TMD45'β'LOG!!!

Life is Beta-ful.

OpenID Summit Tokyo 2020 で Digital Identity の未来について聞いてきた #openid_tokyo

久しぶりの渋谷へ、会員企業枠で拝聴しに行ってきた。

www.openid.or.jp

仕事では toB SaaS に携わっていますが、認証認可には主に認可の RP 側として toC な認可 IdP(LINE, Google, Yahoo! JAPAN, Facebook, Twitter, など)に接しています。それゆえに、普段はすでにスタンダードになった(IdP に実用されている)仕様に触れるばかりです。

聞いてきた話は、記事タイトルがすべてなんですが、第四次産業革命の現在進行系の "サイバースペース"(インターネット。
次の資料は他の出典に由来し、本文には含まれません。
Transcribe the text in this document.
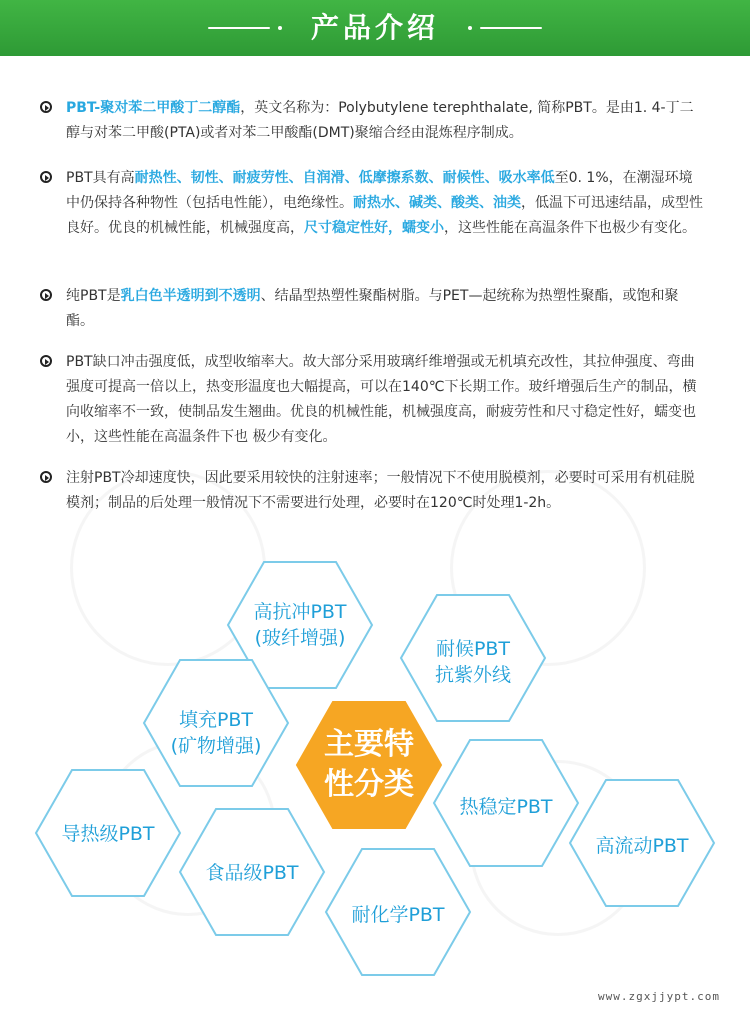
产品介绍
PBT-聚对苯二甲酸丁二醇酯，英文名称为：Polybutylene terephthalate, 简称PBT。是由1. 4-丁二醇与对苯二甲酸(PTA)或者对苯二甲酸酯(DMT)聚缩合经由混炼程序制成。
PBT具有高耐热性、韧性、耐疲劳性、自润滑、低摩擦系数、耐候性、吸水率低至0. 1%，在潮湿环境中仍保持各种物性（包括电性能），电绝缘性。耐热水、碱类、酸类、油类，低温下可迅速结晶，成型性良好。优良的机械性能，机械强度高，尺寸稳定性好，蠕变小，这些性能在高温条件下也极少有变化。
纯PBT是乳白色半透明到不透明、结晶型热塑性聚酯树脂。与PET—起统称为热塑性聚酯，或饱和聚酯。
PBT缺口冲击强度低，成型收缩率大。故大部分采用玻璃纤维增强或无机填充改性，其拉伸强度、弯曲强度可提高一倍以上，热变形温度也大幅提高，可以在140℃下长期工作。玻纤增强后生产的制品，横向收缩率不一致，使制品发生翘曲。优良的机械性能，机械强度高，耐疲劳性和尺寸稳定性好，蠕变也小，这些性能在高温条件下也 极少有变化。
注射PBT冷却速度快，因此要采用较快的注射速率；一般情况下不使用脱模剂，必要时可采用有机硅脱模剂；制品的后处理一般情况下不需要进行处理，必要时在120℃时处理1-2h。
高抗冲PBT
(玻纤增强)	耐候PBT
抗紫外线
填充PBT
(矿物增强)	主要特
性分类
热稳定PBT
导热级PBT
高流动PBT
食品级PBT
耐化学PBT
www.zgxjjypt.com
我々の新たな生活空間)のなかで人やモノを認識するのが Degital Identity であり、サイバースペース上で「私は私である」という Identity をどう実現するかというノンフィクションの SF めいたお話なのでした。

前日に『ホンダ イノベーション魂!』を聞いた影響で「イノベーションの話だぁ」と思いながら聞いてました。

ディベロッパー*1二人で参加したため、午後に並行されていたセッションは技術メインの Breakout room 側ばっかり聞いてましたが、(弊社の話ですけど)経営やビジネス側のひとも参加して Grand hall の内容も聞いておくとよかったのではないかと思いました。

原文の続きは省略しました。